As for my code I have divided the bullmq code into 4 parts:

  1. The first part is the setup of the QUEUE:
import { JobsOptions, Queue } from 'bullmq';
import { REDIS_QUEUE_HOST, REDIS_QUEUE_PORT } from '../../../../middleware/env';
import { DEFAULT_REMOVE_CONFIG, QUEUE_NAME_REPLY } from '../../../../constants/queueSystem';
import { setUpReplyWorker } from './reply-worker';

// reply queue
export const replyQueue = new Queue(QUEUE_NAME_REPLY, {
  connection: {
    host: REDIS_QUEUE_HOST,
    port: parseInt(REDIS_QUEUE_PORT || '6379'),
    connectTimeout: 1000 * 60 * 5,
  },
});

setUpReplyWorker();

export const addReplyJob = async <T>(jobName: string, data: T, config?: JobsOptions) => {
  return replyQueue.add(jobName, data, {
    removeOnComplete: true,
    removeOnFail: true,
    ...config,
  });
};
  1. The second part is the WORKER:
import { Job, Worker } from 'bullmq';
import { REDIS_QUEUE_HOST, REDIS_QUEUE_PORT } from '../../../../middleware/env';
import { QUEUE_NAME_REPLY } from '../../../../constants/queueSystem';
import { replyJobProcessor } from './reply-jobProcessor';

export const setUpReplyWorker = (): void => {
  const worker = new Worker(QUEUE_NAME_REPLY, replyJobProcessor, {
    connection: {
      host: REDIS_QUEUE_HOST,
      port: parseInt(REDIS_QUEUE_PORT || '6379'),
    },
    autorun: true,
    concurrency: 20000,
    // 5 mins
    lockDuration: 1000 * 60 * 5,
  });

  worker.on('completed', (job: Job, returnvalue: 'DONE') => {
    console.debug(`Completed job "reply" with id ${job.id}`, returnvalue);
  });

  worker.on('active', (job: Job<unknown>) => {
    console.debug(`Active job "reply" with id ${job.id}`);
  });
  worker.on('error', (failedReason: Error) => {
    console.error(`Job encountered an error "reply"`, failedReason);
  });
};
  1. The third is the Job processor that I passed as an arg in the worker
import { Job } from 'bullmq';
import { someFunction } from '../../automate/someFunction';

export const replyJobProcessor = async (
  job: Job<{
    someId: string;
  }>,
): Promise<'DONE'> => {
  await job.log(`Started processing job with id ${job.id}`);

  await someFunction({
    someId: "id"
  });

  await job.log(`Finished processing job with id ${job.id}`);
  return 'DONE';
};
  1. The FUNCTION itself:
export const someFunction = async ({ someId }: { someId: string }) => {
  let incorrectData;
  
  // Call API to get the data

  if (incorrectData) {
    someFunction({ someId });
    return;
  }

  await continueToAnotherFunction({ someId });

  return;
};

I was hoping to try and replicate it and even after going to BullMq's documentation, I don't understand why my would process twice. Because these issues are are taking place whenever a job is processed twice. But I have made sure in my code that the code isn't running twice. I even saw that when a job is locked and is active then no matter the job id being the same, it wouldn't process the job.

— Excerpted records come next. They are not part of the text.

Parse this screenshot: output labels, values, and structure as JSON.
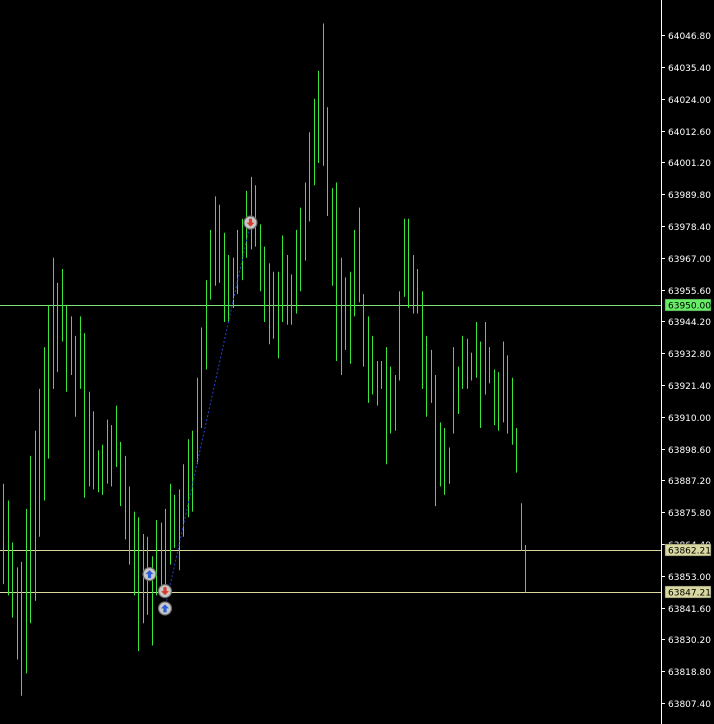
{
  "chart_data": {
    "type": "bar",
    "style": "ohlc-bars",
    "title": "",
    "xlabel": "",
    "ylabel": "",
    "ylim": [
      63800.0,
      64058.0
    ],
    "grid": false,
    "legend": "none",
    "y_axis_position": "right",
    "y_ticks": [
      "64046.80",
      "64035.40",
      "64024.00",
      "64012.60",
      "64001.20",
      "63989.80",
      "63978.40",
      "63967.00",
      "63955.60",
      "63944.20",
      "63932.80",
      "63921.40",
      "63910.00",
      "63898.60",
      "63887.20",
      "63875.80",
      "63864.40",
      "63853.00",
      "63841.60",
      "63830.20",
      "63818.80",
      "63807.40"
    ],
    "colors": {
      "background": "#000000",
      "bars": "#39e639",
      "hline_green": "#7fe07f",
      "hline_yellow": "#d8d8a0",
      "tag_green": "#66ee66",
      "tag_yellow": "#d8d8a0",
      "axis_text": "#ffffff",
      "trade_line": "#2244cc"
    },
    "horizontal_lines": [
      {
        "price": 63950.0,
        "label": "63950.00",
        "color": "#7fe07f"
      },
      {
        "price": 63862.21,
        "label": "63862.21",
        "color": "#d8d8a0"
      },
      {
        "price": 63847.21,
        "label": "63847.21",
        "color": "#d8d8a0"
      }
    ],
    "bars": [
      {
        "h": 63886,
        "l": 63850
      },
      {
        "h": 63880,
        "l": 63846
      },
      {
        "h": 63865,
        "l": 63838
      },
      {
        "h": 63856,
        "l": 63823
      },
      {
        "h": 63858,
        "l": 63810
      },
      {
        "h": 63877,
        "l": 63818
      },
      {
        "h": 63896,
        "l": 63836
      },
      {
        "h": 63905,
        "l": 63844
      },
      {
        "h": 63920,
        "l": 63867
      },
      {
        "h": 63935,
        "l": 63880
      },
      {
        "h": 63950,
        "l": 63895
      },
      {
        "h": 63967,
        "l": 63920
      },
      {
        "h": 63958,
        "l": 63926
      },
      {
        "h": 63963,
        "l": 63937
      },
      {
        "h": 63950,
        "l": 63919
      },
      {
        "h": 63946,
        "l": 63925
      },
      {
        "h": 63939,
        "l": 63910
      },
      {
        "h": 63946,
        "l": 63920
      },
      {
        "h": 63940,
        "l": 63881
      },
      {
        "h": 63919,
        "l": 63885
      },
      {
        "h": 63912,
        "l": 63884
      },
      {
        "h": 63898,
        "l": 63883
      },
      {
        "h": 63900,
        "l": 63882
      },
      {
        "h": 63909,
        "l": 63886
      },
      {
        "h": 63907,
        "l": 63885
      },
      {
        "h": 63914,
        "l": 63892
      },
      {
        "h": 63901,
        "l": 63878
      },
      {
        "h": 63896,
        "l": 63866
      },
      {
        "h": 63885,
        "l": 63857
      },
      {
        "h": 63876,
        "l": 63846
      },
      {
        "h": 63874,
        "l": 63826
      },
      {
        "h": 63868,
        "l": 63836
      },
      {
        "h": 63867,
        "l": 63839
      },
      {
        "h": 63860,
        "l": 63828
      },
      {
        "h": 63873,
        "l": 63846
      },
      {
        "h": 63872,
        "l": 63848
      },
      {
        "h": 63877,
        "l": 63848
      },
      {
        "h": 63886,
        "l": 63857
      },
      {
        "h": 63882,
        "l": 63863
      },
      {
        "h": 63884,
        "l": 63855
      },
      {
        "h": 63893,
        "l": 63867
      },
      {
        "h": 63902,
        "l": 63874
      },
      {
        "h": 63905,
        "l": 63876
      },
      {
        "h": 63924,
        "l": 63893
      },
      {
        "h": 63942,
        "l": 63906
      },
      {
        "h": 63959,
        "l": 63927
      },
      {
        "h": 63977,
        "l": 63952
      },
      {
        "h": 63989,
        "l": 63957
      },
      {
        "h": 63986,
        "l": 63958
      },
      {
        "h": 63976,
        "l": 63944
      },
      {
        "h": 63968,
        "l": 63944
      },
      {
        "h": 63967,
        "l": 63949
      },
      {
        "h": 63977,
        "l": 63954
      },
      {
        "h": 63981,
        "l": 63959
      },
      {
        "h": 63991,
        "l": 63967
      },
      {
        "h": 63996,
        "l": 63970
      },
      {
        "h": 63993,
        "l": 63971
      },
      {
        "h": 63979,
        "l": 63955
      },
      {
        "h": 63971,
        "l": 63944
      },
      {
        "h": 63965,
        "l": 63936
      },
      {
        "h": 63962,
        "l": 63938
      },
      {
        "h": 63962,
        "l": 63931
      },
      {
        "h": 63975,
        "l": 63944
      },
      {
        "h": 63968,
        "l": 63943
      },
      {
        "h": 63961,
        "l": 63943
      },
      {
        "h": 63977,
        "l": 63947
      },
      {
        "h": 63985,
        "l": 63955
      },
      {
        "h": 63994,
        "l": 63966
      },
      {
        "h": 64012,
        "l": 63980
      },
      {
        "h": 64024,
        "l": 63993
      },
      {
        "h": 64034,
        "l": 64001
      },
      {
        "h": 64051,
        "l": 64000
      },
      {
        "h": 64021,
        "l": 63982
      },
      {
        "h": 63992,
        "l": 63957
      },
      {
        "h": 63994,
        "l": 63930
      },
      {
        "h": 63967,
        "l": 63925
      },
      {
        "h": 63960,
        "l": 63934
      },
      {
        "h": 63962,
        "l": 63929
      },
      {
        "h": 63977,
        "l": 63946
      },
      {
        "h": 63985,
        "l": 63951
      },
      {
        "h": 63954,
        "l": 63928
      },
      {
        "h": 63946,
        "l": 63915
      },
      {
        "h": 63939,
        "l": 63918
      },
      {
        "h": 63930,
        "l": 63914
      },
      {
        "h": 63930,
        "l": 63920
      },
      {
        "h": 63935,
        "l": 63893
      },
      {
        "h": 63928,
        "l": 63904
      },
      {
        "h": 63925,
        "l": 63905
      },
      {
        "h": 63955,
        "l": 63923
      },
      {
        "h": 63981,
        "l": 63953
      },
      {
        "h": 63981,
        "l": 63949
      },
      {
        "h": 63968,
        "l": 63947
      },
      {
        "h": 63963,
        "l": 63947
      },
      {
        "h": 63955,
        "l": 63920
      },
      {
        "h": 63939,
        "l": 63910
      },
      {
        "h": 63934,
        "l": 63915
      },
      {
        "h": 63925,
        "l": 63878
      },
      {
        "h": 63908,
        "l": 63885
      },
      {
        "h": 63906,
        "l": 63882
      },
      {
        "h": 63899,
        "l": 63886
      },
      {
        "h": 63935,
        "l": 63904
      },
      {
        "h": 63928,
        "l": 63911
      },
      {
        "h": 63939,
        "l": 63920
      },
      {
        "h": 63938,
        "l": 63920
      },
      {
        "h": 63933,
        "l": 63923
      },
      {
        "h": 63944,
        "l": 63924
      },
      {
        "h": 63937,
        "l": 63906
      },
      {
        "h": 63944,
        "l": 63918
      },
      {
        "h": 63935,
        "l": 63922
      },
      {
        "h": 63927,
        "l": 63907
      },
      {
        "h": 63926,
        "l": 63905
      },
      {
        "h": 63937,
        "l": 63908
      },
      {
        "h": 63932,
        "l": 63904
      },
      {
        "h": 63924,
        "l": 63900
      },
      {
        "h": 63906,
        "l": 63890
      },
      {
        "h": 63879,
        "l": 63862
      },
      {
        "h": 63864,
        "l": 63847
      }
    ],
    "trades": [
      {
        "bar": 33,
        "price": 63853.6,
        "kind": "buy"
      },
      {
        "bar": 36,
        "price": 63847.5,
        "kind": "sell"
      },
      {
        "bar": 36,
        "price": 63841.3,
        "kind": "buy"
      },
      {
        "bar": 55,
        "price": 63979.6,
        "kind": "sell"
      }
    ],
    "trade_lines": [
      {
        "from_bar": 36,
        "from_price": 63841.3,
        "to_bar": 55,
        "to_price": 63979.6
      }
    ]
  }
}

Also I DO NOT manually move jobs to any state. I haven't touched that aspect at all.

What else can I do to resolve this? Please help.

1

There are 1 answers

0
Pedro Blanco Pascual On

I'm facing exactly the same issue. In my opinion, the source of the problem is that the processor gets blocked for some reason , so the library unlocks the message and it's processed again. Maybe the processor takes too long to complete the action. I'm completely lost.